6. Gelet op hetgeen onder 5 is overwogen heeft de raad zich naar het oordeel van de Afdeling op goede gronden op het standpunt gesteld dat het realiseren van een ruimte voor ruimte-woning op de door [appellant] beoogde locatie niet in overeenstemming is met de Visie Bebouwingsconcentraties. Voorts heeft de raad geen aanleiding hoeven te zien om van het beleid af te wijken. De raad heeft in redelijkheid kunnen besluiten het bestemmingsplan niet vast te stellen. De overige beroepsgronden behoeven geen bespreking meer.

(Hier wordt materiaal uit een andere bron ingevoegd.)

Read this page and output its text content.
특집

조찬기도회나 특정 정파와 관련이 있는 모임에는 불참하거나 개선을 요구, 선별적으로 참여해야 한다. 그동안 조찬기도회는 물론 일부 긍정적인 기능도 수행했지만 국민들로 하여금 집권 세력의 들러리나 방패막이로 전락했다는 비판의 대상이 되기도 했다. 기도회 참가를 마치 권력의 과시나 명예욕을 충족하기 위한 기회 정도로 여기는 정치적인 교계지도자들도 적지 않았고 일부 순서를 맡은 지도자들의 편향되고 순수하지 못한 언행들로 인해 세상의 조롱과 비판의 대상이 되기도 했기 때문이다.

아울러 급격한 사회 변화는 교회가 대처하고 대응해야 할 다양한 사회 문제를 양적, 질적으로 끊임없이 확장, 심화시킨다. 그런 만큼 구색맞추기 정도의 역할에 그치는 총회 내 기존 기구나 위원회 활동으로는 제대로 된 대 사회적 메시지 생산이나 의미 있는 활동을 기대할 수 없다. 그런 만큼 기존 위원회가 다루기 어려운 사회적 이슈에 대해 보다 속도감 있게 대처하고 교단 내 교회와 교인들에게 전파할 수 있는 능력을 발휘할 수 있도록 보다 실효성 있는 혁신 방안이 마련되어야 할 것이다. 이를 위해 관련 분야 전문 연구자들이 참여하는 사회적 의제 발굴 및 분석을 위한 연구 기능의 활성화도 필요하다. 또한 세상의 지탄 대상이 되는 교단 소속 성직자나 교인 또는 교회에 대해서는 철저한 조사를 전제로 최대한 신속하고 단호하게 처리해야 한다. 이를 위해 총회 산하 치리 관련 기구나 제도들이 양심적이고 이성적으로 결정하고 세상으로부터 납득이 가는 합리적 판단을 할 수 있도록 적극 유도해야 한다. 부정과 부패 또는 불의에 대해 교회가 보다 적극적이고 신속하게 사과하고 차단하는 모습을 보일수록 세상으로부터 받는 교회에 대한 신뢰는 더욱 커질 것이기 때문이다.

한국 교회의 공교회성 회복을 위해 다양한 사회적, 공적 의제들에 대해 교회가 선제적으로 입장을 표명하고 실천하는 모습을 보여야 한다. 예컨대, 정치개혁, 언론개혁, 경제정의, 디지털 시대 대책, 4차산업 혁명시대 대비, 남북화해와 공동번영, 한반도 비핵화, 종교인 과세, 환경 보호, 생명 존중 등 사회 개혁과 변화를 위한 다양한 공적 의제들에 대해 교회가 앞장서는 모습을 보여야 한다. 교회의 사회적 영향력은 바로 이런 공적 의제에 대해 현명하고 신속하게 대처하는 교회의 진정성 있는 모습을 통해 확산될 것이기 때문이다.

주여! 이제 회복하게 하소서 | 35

7. Het beroep is ongegrond.
8. Voor een proceskostenveroordeling bestaat geen aanleiding.
Beslissing
De Afdeling bestuursrechtspraak van de Raad van State:
verklaart het beroep ongegrond.
Aldus vastgesteld door mr. J.C. Kranenburg, lid van de enkelvoudige kamer, in tegenwoordigheid van mr. R.S.D. Ramrattansing, ambtenaar van staat.
w.g. Kranenburg w.g. Ramrattansing
lid van de enkelvoudige kamer ambtenaar van staat
Uitgesproken in het openbaar op 11 september 2013
408.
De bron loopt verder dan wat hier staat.